On Tuesday, the investigating agency also summoned Kumar’s uncle, OP Chopra, for allegedly trying to frame Kumar, according to Times Now. Chopra is heard talking to the Class 11 student’s family in an audio clip, the report claimed. He reportedly struck a deal with the family to frame Kumar. Chopra, however, told the TV channel he spoke to the family but did not know they were related to the case.
Pintos’ bail plea
Meanwhile, the CBI submitted a sealed status report to the Punjab and Haryana High Court, which is hearing the bail petition of Ryan International Group Chief Executive Officer Ryan Pinto and his parents – founding chairman Augustine Pinto and Managing Director Grace Pinto – in connection with the murder.

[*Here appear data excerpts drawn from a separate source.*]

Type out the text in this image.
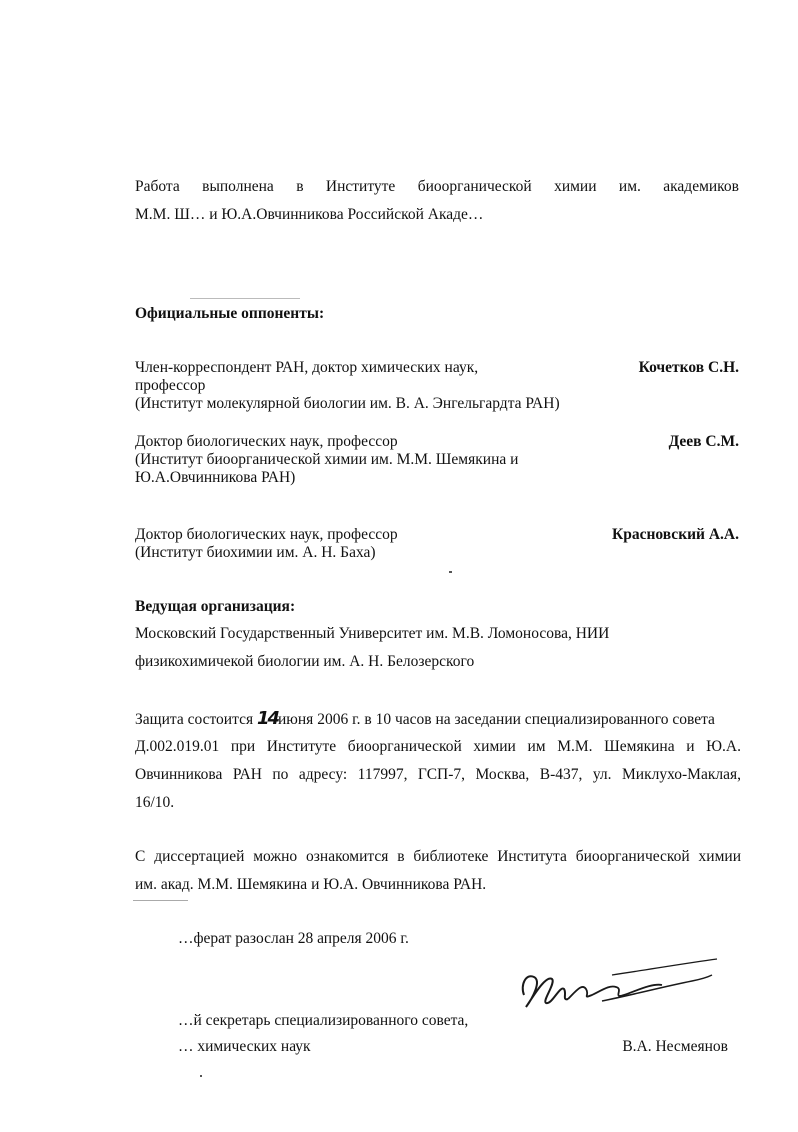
Работа выполнена в Институте биоорганической химии им. академиков
М.М. Ш… и Ю.А.Овчинникова Российской Акаде…
Официальные оппоненты:
Член-корреспондент РАН, доктор химических наук,
профессор
(Институт молекулярной биологии им. В. А. Энгельгардта РАН)
Кочетков С.Н.
Доктор биологических наук, профессор
(Институт биоорганической химии им. М.М. Шемякина и
Ю.А.Овчинникова РАН)
Деев С.М.
Доктор биологических наук, профессор
(Институт биохимии им. А. Н. Баха)
Красновский А.А.
Ведущая организация:
Московский Государственный Университет им. М.В. Ломоносова, НИИ
физикохимичекой биологии им. А. Н. Белозерского
Защита состоится 14июня 2006 г. в 10 часов на заседании специализированного совета
Д.002.019.01 при Институте биоорганической химии им М.М. Шемякина и Ю.А.
Овчинникова РАН по адресу: 117997, ГСП-7, Москва, В-437, ул. Миклухо-Маклая,
16/10.
С диссертацией можно ознакомится в библиотеке Института биоорганической химии
им. акад. М.М. Шемякина и Ю.А. Овчинникова РАН.
…ферат разослан 28 апреля 2006 г.
…й секретарь специализированного совета,
… химических наук	В.А. Несмеянов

The court will hear the case again at 4 pm on Tuesday.
On November 6, the Supreme Court had granted them interim bail and directed the Punjab and Haryana High Court to decide the matter within 10 days.
In their bail petitions, the Pintos said it was unimaginable that they could be involved in the crime. “We apprehend that the agencies may, under pressure from the wrath of public opinion, fail to fully appreciate the legal position,” they had said. “Notwithstanding the diabolical nature of the crime...the ends of justice call for an objective evaluation of the circumstances.”